The organisation is in a miserable state, and its reputation has been battered. It is financially weakened and paralysed when it comes to various important issues. It has also largely disappeared from public debates.
The idea of the OSCE is to maintain and enforce a European peace order. It also aimed to pave the way for liberal, Western-style democracy to take hold in the OSCE membership area. This idea is no longer widely accepted.
How unusual is the visit of a Western government minister to Moscow?
This has hardly happened since the Russian invasion of Ukraine. Occasional telephone exchanges still happen between Western heads of state and government and Vladimir Putin. Individual dissenters also visit Russia, such as Hungarian Prime Minister Viktor Orbán or Slovakian Prime Minister Robert Fico.
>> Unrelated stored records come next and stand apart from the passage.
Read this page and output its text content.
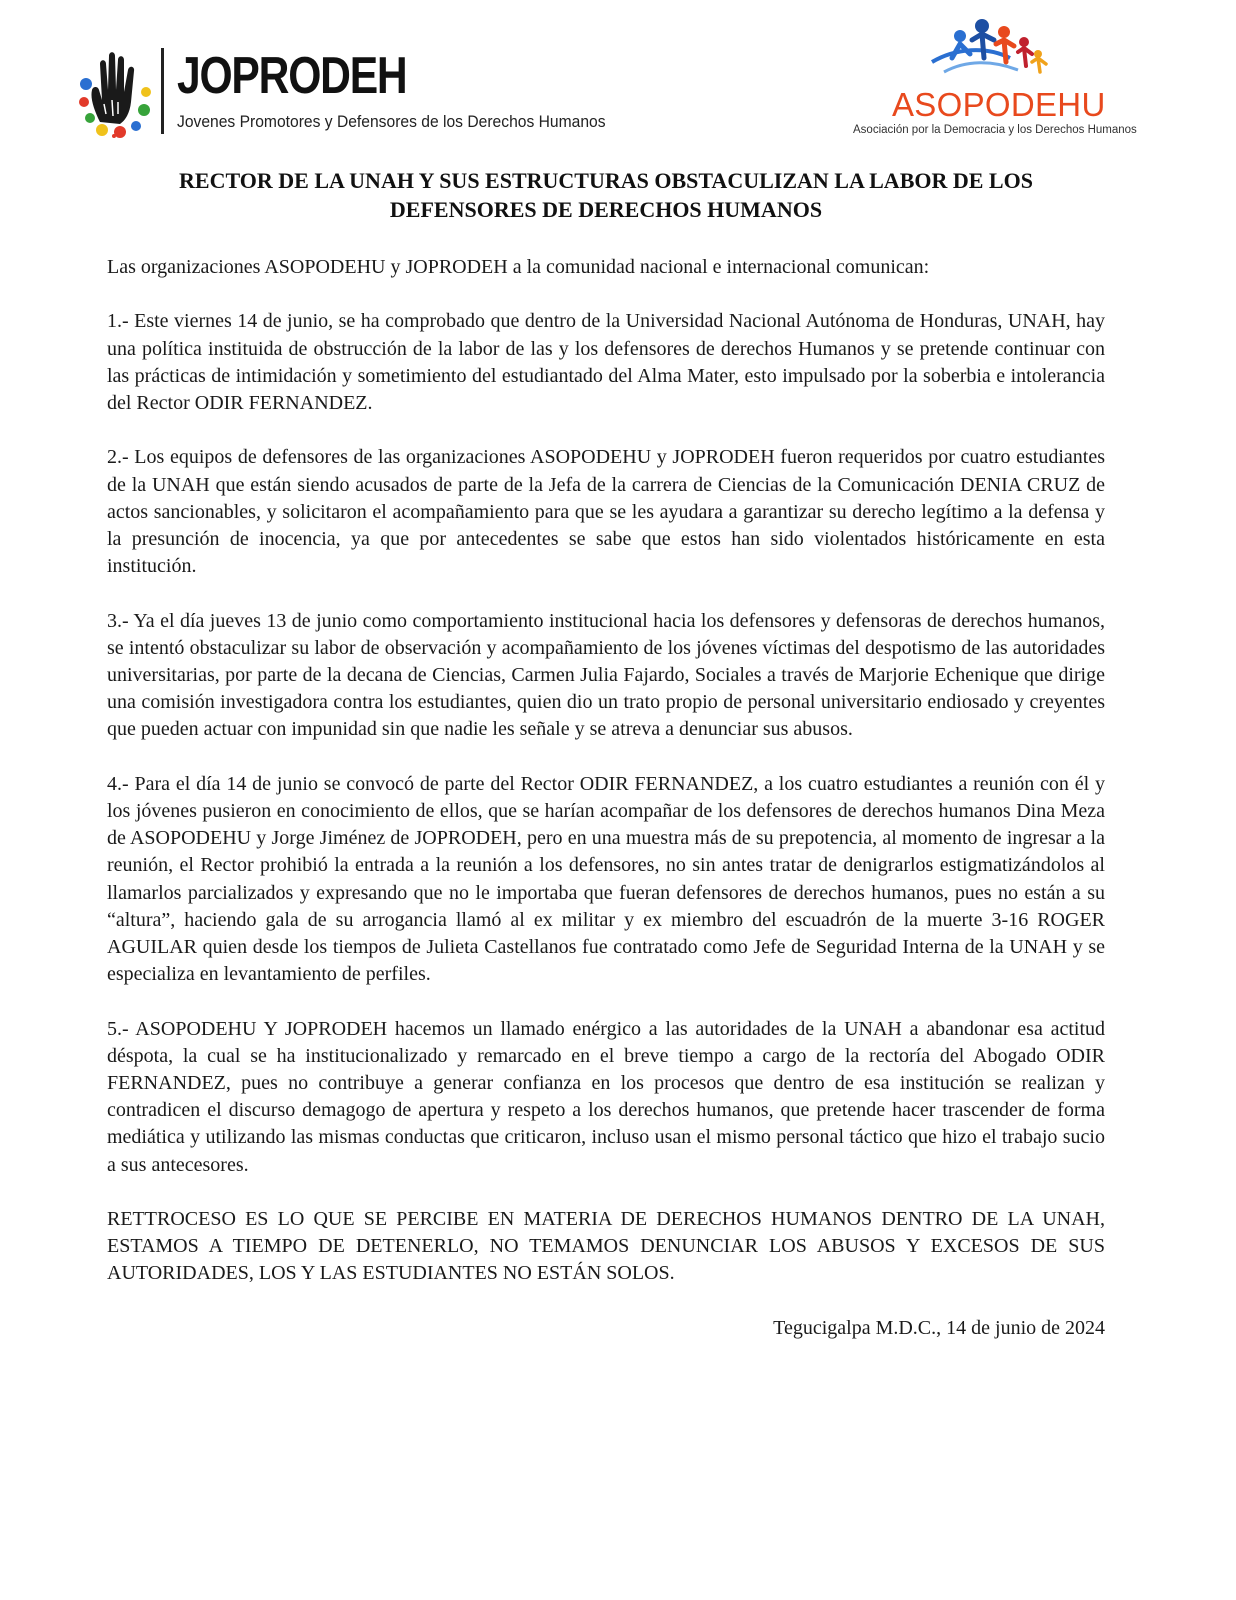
JOPRODEH
Jovenes Promotores y Defensores de los Derechos Humanos	ASOPODEHU
Asociación por la Democracia y los Derechos Humanos
RECTOR DE LA UNAH Y SUS ESTRUCTURAS OBSTACULIZAN LA LABOR DE LOS
DEFENSORES DE DERECHOS HUMANOS

Las organizaciones ASOPODEHU y JOPRODEH a la comunidad nacional e internacional comunican:

1.- Este viernes 14 de junio, se ha comprobado que dentro de la Universidad Nacional Autónoma de Honduras, UNAH, hay una política instituida de obstrucción de la labor de las y los defensores de derechos Humanos y se pretende continuar con las prácticas de intimidación y sometimiento del estudiantado del Alma Mater, esto impulsado por la soberbia e intolerancia del Rector ODIR FERNANDEZ.

2.- Los equipos de defensores de las organizaciones ASOPODEHU y JOPRODEH fueron requeridos por cuatro estudiantes de la UNAH que están siendo acusados de parte de la Jefa de la carrera de Ciencias de la Comunicación DENIA CRUZ de actos sancionables, y solicitaron el acompañamiento para que se les ayudara a garantizar su derecho legítimo a la defensa y la presunción de inocencia, ya que por antecedentes se sabe que estos han sido violentados históricamente en esta institución.

3.- Ya el día jueves 13 de junio como comportamiento institucional hacia los defensores y defensoras de derechos humanos, se intentó obstaculizar su labor de observación y acompañamiento de los jóvenes víctimas del despotismo de las autoridades universitarias, por parte de la decana de Ciencias, Carmen Julia Fajardo, Sociales a través de Marjorie Echenique que dirige una comisión investigadora contra los estudiantes, quien dio un trato propio de personal universitario endiosado y creyentes que pueden actuar con impunidad sin que nadie les señale y se atreva a denunciar sus abusos.

4.- Para el día 14 de junio se convocó de parte del Rector ODIR FERNANDEZ, a los cuatro estudiantes a reunión con él y los jóvenes pusieron en conocimiento de ellos, que se harían acompañar de los defensores de derechos humanos Dina Meza de ASOPODEHU y Jorge Jiménez de JOPRODEH, pero en una muestra más de su prepotencia, al momento de ingresar a la reunión, el Rector prohibió la entrada a la reunión a los defensores, no sin antes tratar de denigrarlos estigmatizándolos al llamarlos parcializados y expresando que no le importaba que fueran defensores de derechos humanos, pues no están a su “altura”, haciendo gala de su arrogancia llamó al ex militar y ex miembro del escuadrón de la muerte 3-16 ROGER AGUILAR quien desde los tiempos de Julieta Castellanos fue contratado como Jefe de Seguridad Interna de la UNAH y se especializa en levantamiento de perfiles.

5.- ASOPODEHU Y JOPRODEH hacemos un llamado enérgico a las autoridades de la UNAH a abandonar esa actitud déspota, la cual se ha institucionalizado y remarcado en el breve tiempo a cargo de la rectoría del Abogado ODIR FERNANDEZ, pues no contribuye a generar confianza en los procesos que dentro de esa institución se realizan y contradicen el discurso demagogo de apertura y respeto a los derechos humanos, que pretende hacer trascender de forma mediática y utilizando las mismas conductas que criticaron, incluso usan el mismo personal táctico que hizo el trabajo sucio a sus antecesores.

RETTROCESO ES LO QUE SE PERCIBE EN MATERIA DE DERECHOS HUMANOS DENTRO DE LA UNAH, ESTAMOS A TIEMPO DE DETENERLO, NO TEMAMOS DENUNCIAR LOS ABUSOS Y EXCESOS DE SUS AUTORIDADES, LOS Y LAS ESTUDIANTES NO ESTÁN SOLOS.

Tegucigalpa M.D.C., 14 de junio de 2024
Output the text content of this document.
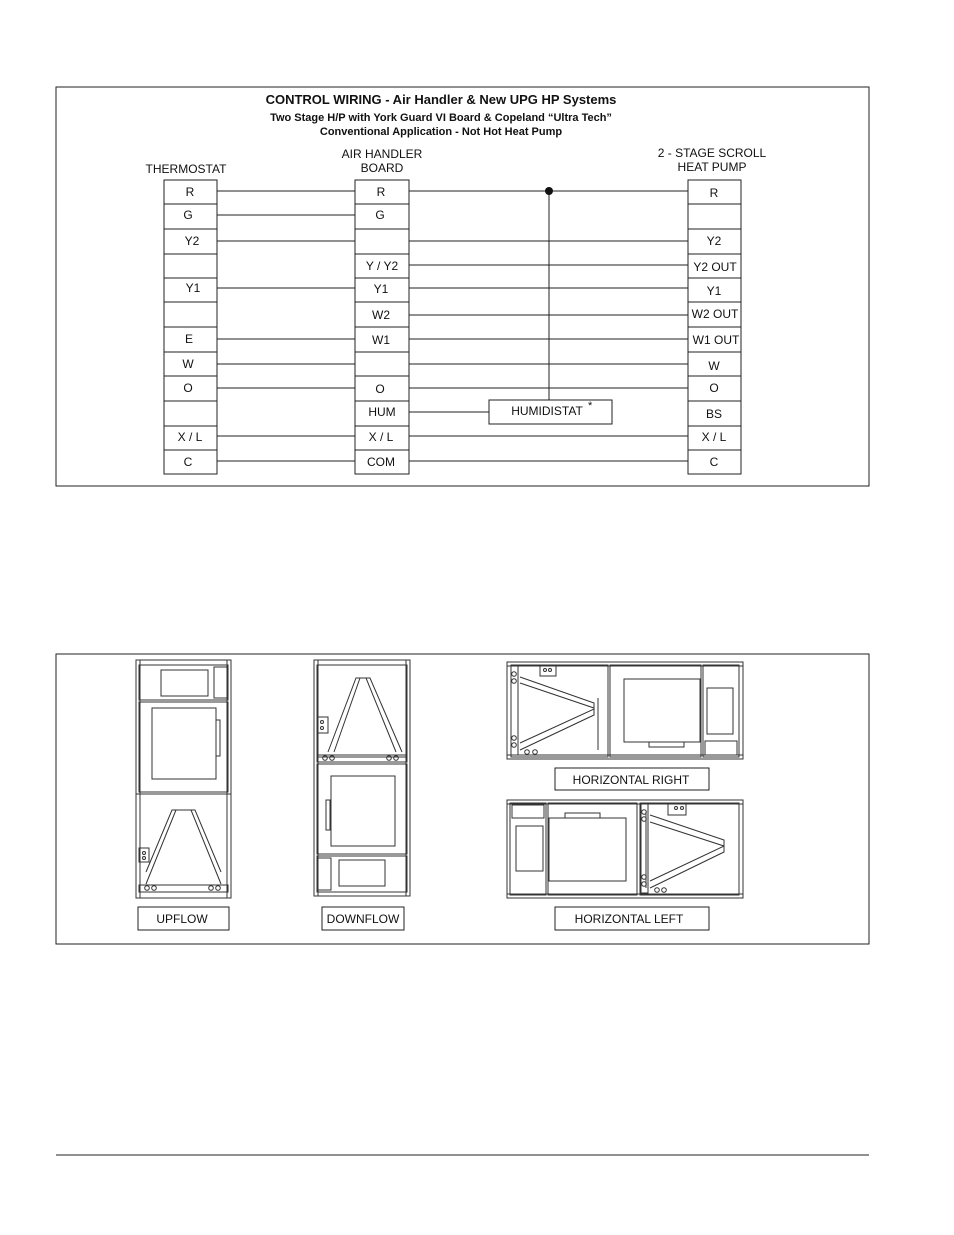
CONTROL WIRING - Air Handler & New UPG HP Systems
Two Stage H/P with York Guard VI Board & Copeland “Ultra Tech”
Conventional Application - Not Hot Heat Pump
THERMOSTAT
AIR HANDLER
BOARD
2 - STAGE SCROLL
HEAT PUMP
HUMIDISTAT *
R
G
Y2
Y1
E
W
O
X / L
C
R
G
Y / Y2
Y1
W2
W1
O
HUM
X / L
COM
R
Y2
Y2 OUT
Y1
W2 OUT
W1 OUT
W
O
BS
X / L
C
UPFLOW	DOWNFLOW
HORIZONTAL RIGHT
HORIZONTAL LEFT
Yet Switzerland and Foreign Minister Cassis have set themselves the goal of talking to everyone, or at least trying to get dialogue started again. That requires at least an effort to seek contact with both Kyiv and Moscow.
Why is the visit politically sensitive for Cassis?
The foreign minister cannot mediate between Ukraine and Russia as a neutral actor: Russia has broken international law and is opposed to all the basic principles of the OSCE.
Cassis must therefore clearly state who is in the right and who is in the wrong. But that does not rule out at least getting dialogue started again – a goal which Switzerland has also set itself.
What topics will be at the centre of Cassis’ visit to Moscow?
The war in Ukraine will be the main issue. But Cassis’ hands here are tied. Russian demands are unacceptable for the OSCE: recently, Lavrov called for the organisation to adopt the Russian line on the war – in other words, to stop criticising Moscow and instead denounce the “Nazi regime in Kyiv”.
Dialogue is a good thing in principle, but it seems Russia does not want to talk until it has achieved its aim in the war – Ukraine’s submission. Switzerland and the OSCE are unlikely to want to discuss matters on this basis. It will be very difficult to make progress.